Jogging to include rotation and a graded impact element.
Agility training – slalom running, lateral runs, squat thrusts, pro-fitter.
Plyometrics may include skipping, hopping, star jumps.
Strength training for all hip and knee joint muscle groups.
Increase sport specific work.
Note:
Advanced knee class (AKC)
Phase 6 (6-12 months)
Milestones:
Hamstring strength at least 75-90% of the quadriceps strength
See discharge assessments for further objective assessment tools
Aims:
Return to sport/sport specific training.
Note:
The timing of the patient’s return to sport/training is dependent upon recovery and type of sport). Full contact sport may be delayed for up to 9-12 months post-operation. If in doubt then the patient should discuss with their consultant.

Samuelsen et al undertook a metanalysis of 47,613 patient following hamstring or patella tendon ACL reconstruction performed in 14 randomised controlled trials, 10 prospective comparative studies and 1 high quality national registry study. 7,560 of the patients had undergone a bone patella bone reconstruction vs 39,510 who underwent a hamstring reconstruction. The failure rate in the bone patella bone group was 2.8% vs 2.84% in the hamstring group. Pivot shift test was positive in 19% of the BTB group compared with 17% in the hamstring group. Lachman was positive in 25% in each group.

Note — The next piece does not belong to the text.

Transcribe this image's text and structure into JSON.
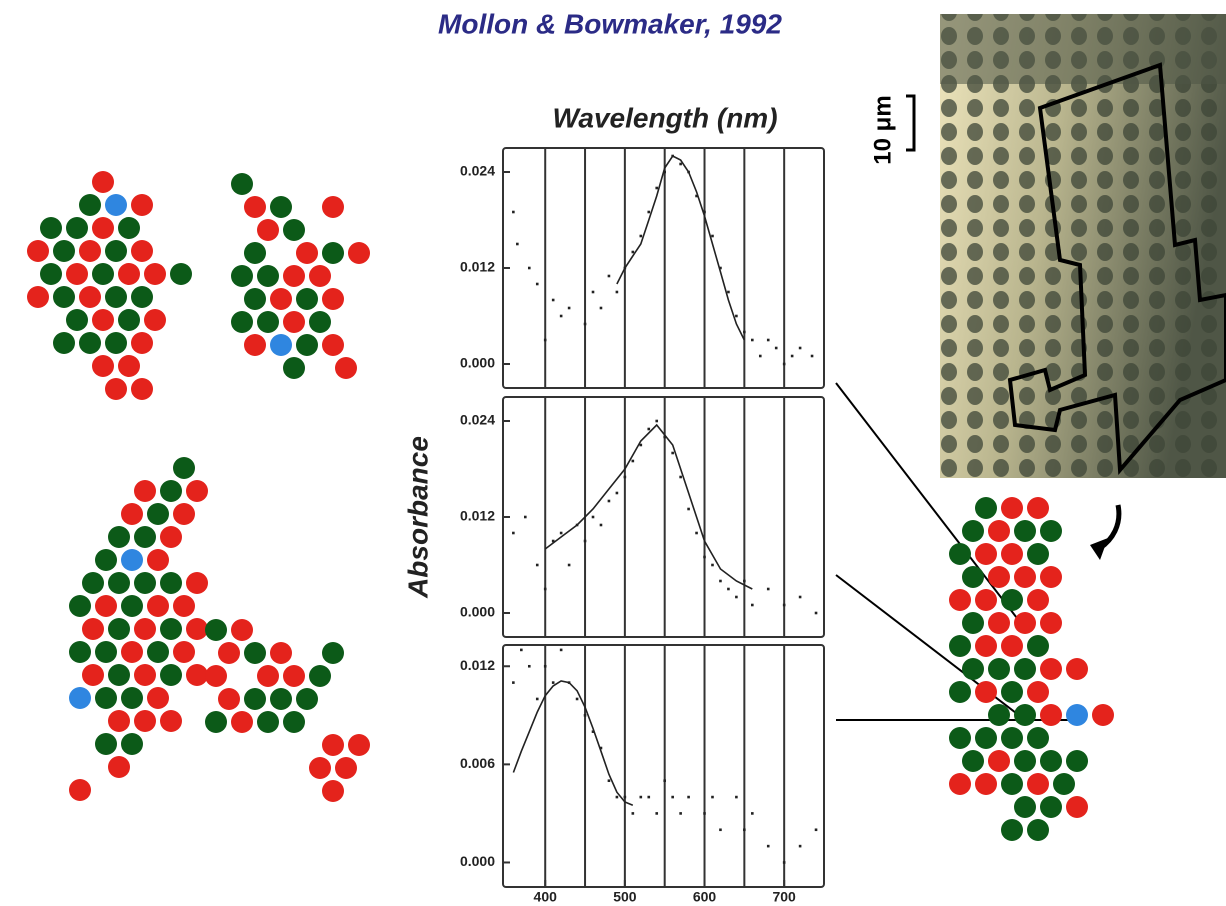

The complications from harvesting bone patella bone that one mainly is concerned about is patella fracture and patella tendon rupture. Trying to avoid sawing too deep on the patella and creating sharp corners ( a rectangle, which can act as a stress riser) when harvesting the patella bone block can reduce this risk.
In order to avoid patella tendon rupture, it is important to measure the overall width of the patella tendon and select and appropriate size for the individual. Harvesting too large a graft in a small patella tendon places the individual at an increased risk of rupture.